Este trabalho, exposto até o dia 26 de julho no StudioClio (José do Patrocínio, 698), sob curadoria de Blanca Brites e Leandro Selister, dá continuidade às produções anteriores de Venzon, também voltadas a jogos de ocultamento da cabeça. “Essas faces perdidas oferecem desde um exercício de recordação e de imaginação em relação ao que permanece da imagem, bem como a tipos de associação que podemos imaginar sobre o lugar do tapume nestas obras”, enfatiza o artista, destacando o papel deste material (o tapume), como um elemento identificador de seus trabalhos. “Ele representa um índice de urbanidade e relaciona nosso corpo com a cidade em que vivemos”, revela.

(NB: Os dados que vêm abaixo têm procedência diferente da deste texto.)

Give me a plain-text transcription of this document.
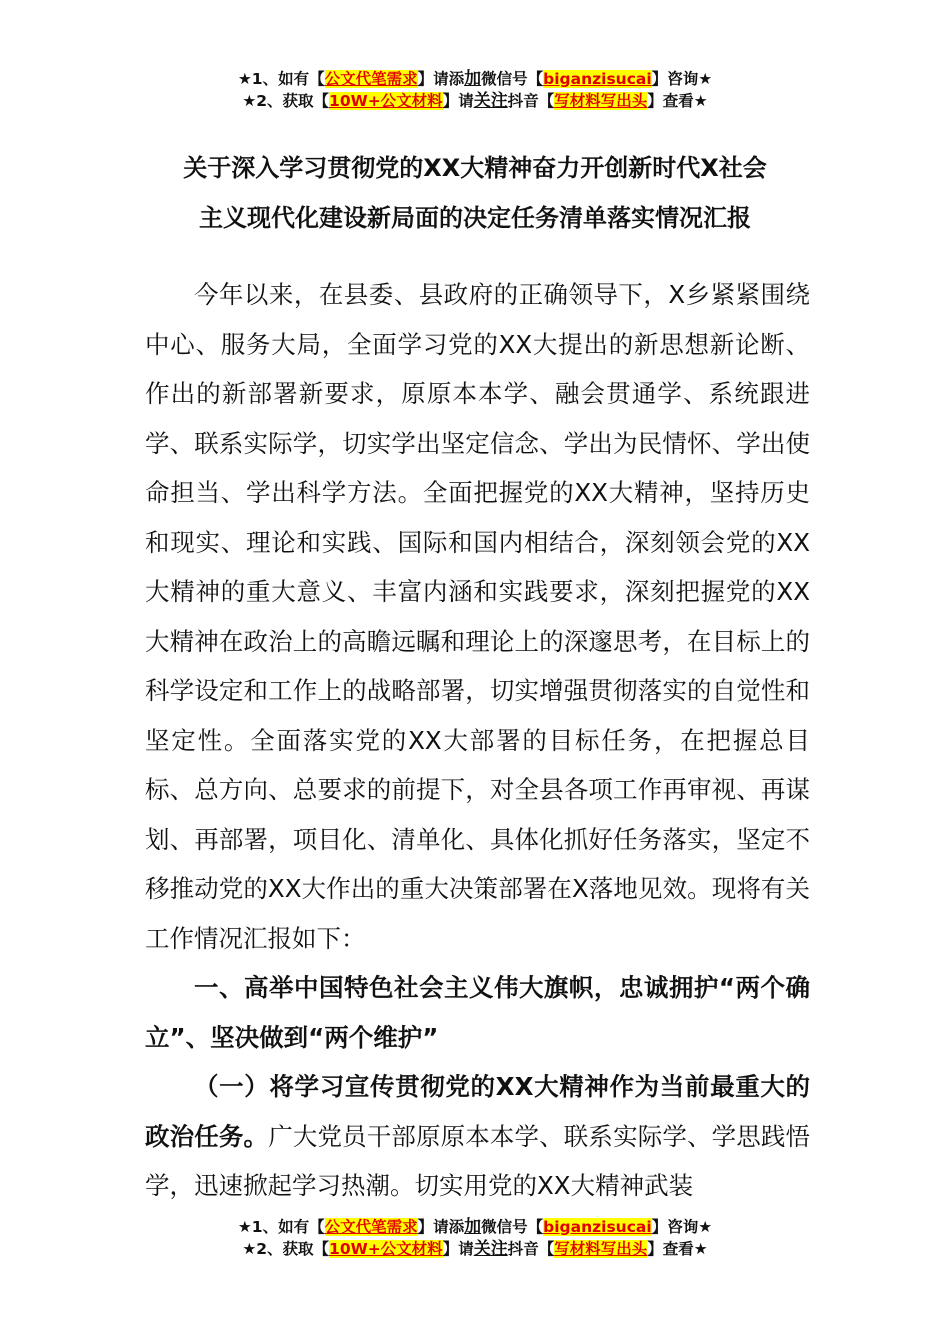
★1、如有【公文代笔需求】请添加微信号【biganzisucai】咨询★
★2、获取【10W+公文材料】请关注抖音【写材料写出头】查看★
关于深入学习贯彻党的XX大精神奋力开创新时代X社会
主义现代化建设新局面的决定任务清单落实情况汇报

今年以来，在县委、县政府的正确领导下，X乡紧紧围绕中心、服务大局，全面学习党的XX大提出的新思想新论断、作出的新部署新要求，原原本本学、融会贯通学、系统跟进学、联系实际学，切实学出坚定信念、学出为民情怀、学出使命担当、学出科学方法。全面把握党的XX大精神，坚持历史和现实、理论和实践、国际和国内相结合，深刻领会党的XX大精神的重大意义、丰富内涵和实践要求，深刻把握党的XX大精神在政治上的高瞻远瞩和理论上的深邃思考，在目标上的科学设定和工作上的战略部署，切实增强贯彻落实的自觉性和坚定性。全面落实党的XX大部署的目标任务，在把握总目标、总方向、总要求的前提下，对全县各项工作再审视、再谋划、再部署，项目化、清单化、具体化抓好任务落实，坚定不移推动党的XX大作出的重大决策部署在X落地见效。现将有关工作情况汇报如下：

一、高举中国特色社会主义伟大旗帜，忠诚拥护“两个确立”、坚决做到“两个维护”

（一）将学习宣传贯彻党的XX大精神作为当前最重大的政治任务。广大党员干部原原本本学、联系实际学、学思践悟学，迅速掀起学习热潮。切实用党的XX大精神武装

★1、如有【公文代笔需求】请添加微信号【biganzisucai】咨询★
★2、获取【10W+公文材料】请关注抖音【写材料写出头】查看★
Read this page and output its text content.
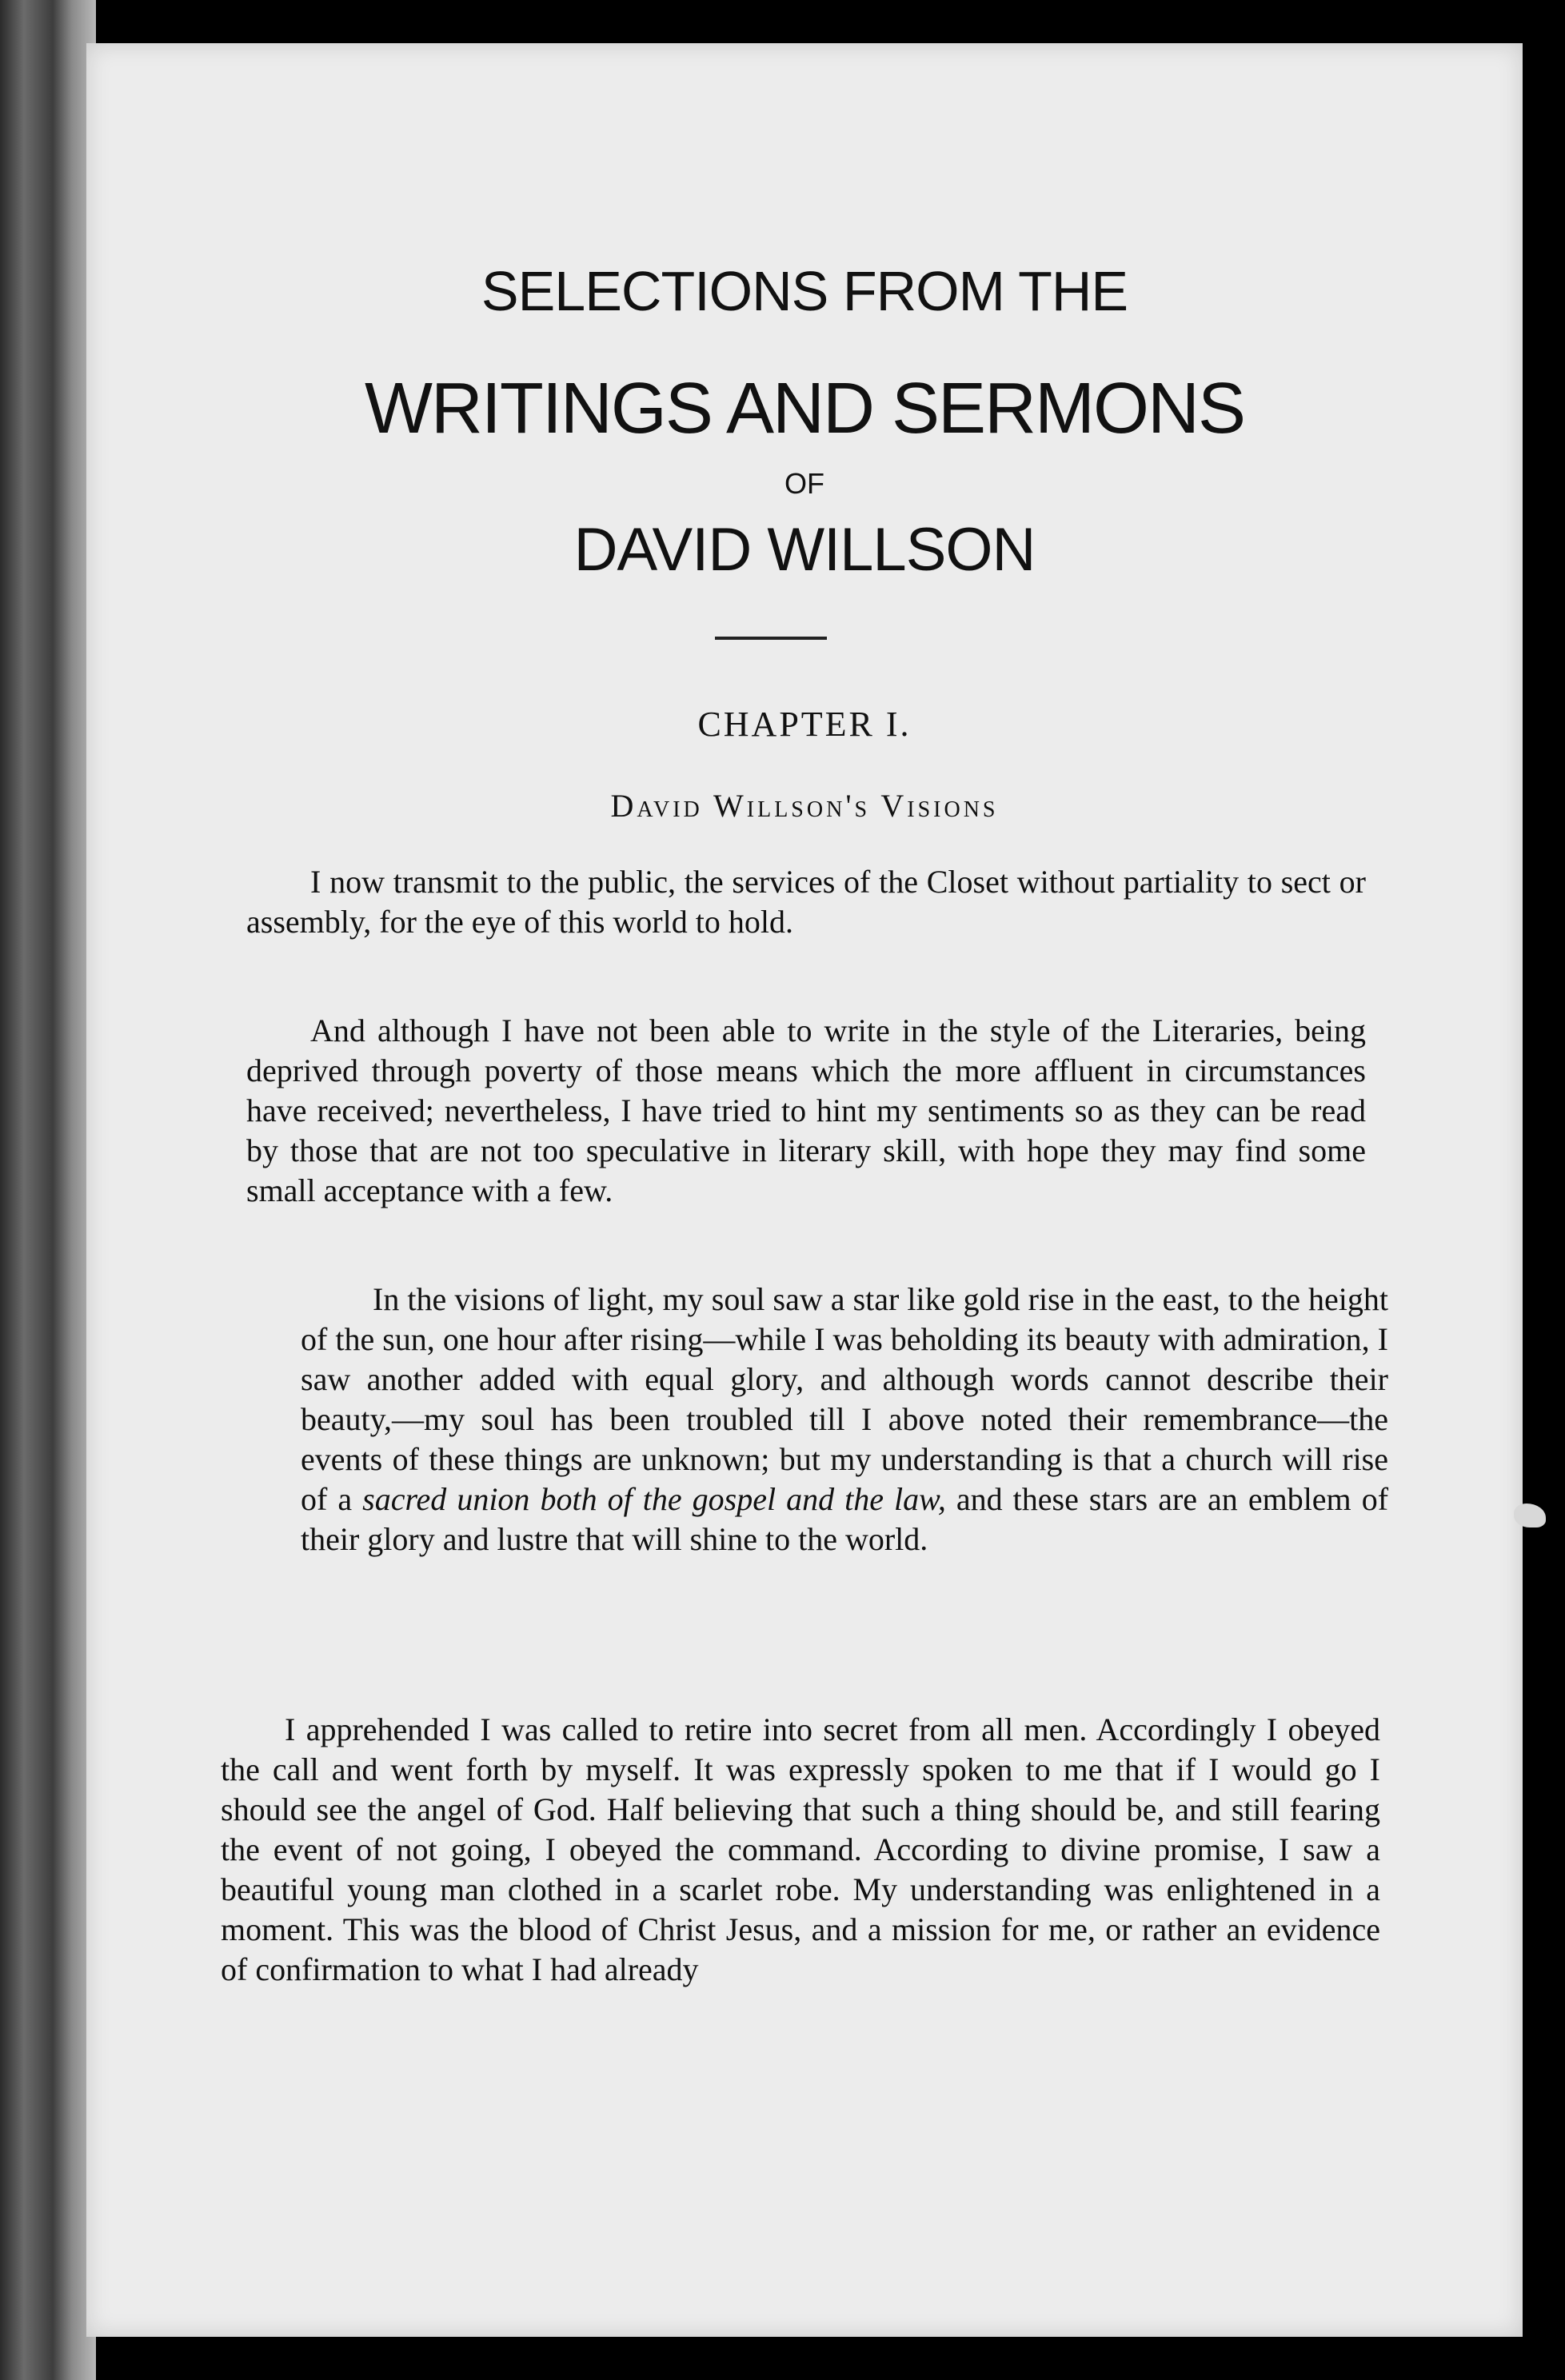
SELECTIONS FROM THE
WRITINGS AND SERMONS
OF
DAVID WILLSON
CHAPTER I.
David Willson's Visions

I now transmit to the public, the services of the Closet without partiality to sect or assembly, for the eye of this world to hold.

And although I have not been able to write in the style of the Literaries, being deprived through poverty of those means which the more affluent in circumstances have received; nevertheless, I have tried to hint my sentiments so as they can be read by those that are not too speculative in literary skill, with hope they may find some small acceptance with a few.

In the visions of light, my soul saw a star like gold rise in the east, to the height of the sun, one hour after rising—while I was beholding its beauty with admiration, I saw another added with equal glory, and although words cannot describe their beauty,—my soul has been troubled till I above noted their remembrance—the events of these things are unknown; but my understanding is that a church will rise of a sacred union both of the gospel and the law, and these stars are an emblem of their glory and lustre that will shine to the world.

I apprehended I was called to retire into secret from all men. Accordingly I obeyed the call and went forth by myself. It was expressly spoken to me that if I would go I should see the angel of God. Half believing that such a thing should be, and still fearing the event of not going, I obeyed the command. According to divine promise, I saw a beautiful young man clothed in a scarlet robe. My understanding was enlightened in a moment. This was the blood of Christ Jesus, and a mission for me, or rather an evidence of confirmation to what I had already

Segundo Venzon, os espaços urbanos são considerados matéria-prima para a realização de suas obras. Tanto que, esses lugares despontam em vários trabalhos do artista que, na década de 1990, chegou a estudar arquitetura e urbanismo, embora sem concluir. “Esta experiência no curso foi fundamental para lançar mão de projetos artísticos com embasamento técnico-construtivo”, diz, ele, citando o monumento em homenagem aos 100 anos da imigração judaica organizada para o Brasil, (localizado na avenida Osvaldo Aranha, no parque Redenção). Ele representa uma das pilastras do antigo cinema Baltimore, destruído no ano em que se comemorava o centenário, que serviu de lugar para o primeiro núcleo escolar israelita e círculo social. “Quis fazer este duplo resgate de lugares, e como me disse o músico Álvaro Santi, ‘quisesse dizer que nada está perdido para sempre’, e isto me marcou muito”, conta.
Além dos cenários urbanos, a religiosidade também está presente na obra do autor. Nesta série, foram escolhidas imagens religiosas impressas. “Minha religião é a arte. O sagrado faz parte da minha vida. Acompanho a procissão de Navegantes em Porto Alegre há muitos anos e faço isso pela convicção de que este percurso, seja ele por terra ou por água, é um desenho simbólico capaz de transformar a paisagem da cidade não por um dia, mas por todo o tempo”, destaca Venzon, que diz buscar inspiração no trabalho do argentino Antonio Berni.
O artista ocupou a presidência da Associação Chico Lisboa até inicio deste mês (agora a presidente é Vera Pellin). No momento, dedica-se a projetos pessoais - o principal voltado para grandes pinturas projetadas, cujo título será O importante é não parar. A 72 Ny Gallery é um outro projeto audacioso do autor. “Queremos criar com isto um espaço de conexão artística entre Porto Alegre e Nova Iorque, mas estamos apenas começando”, e completa: “O principal é estar sempre aberto para novos projetos e confesso que os sociais e coletivos são os que mais me atraem”.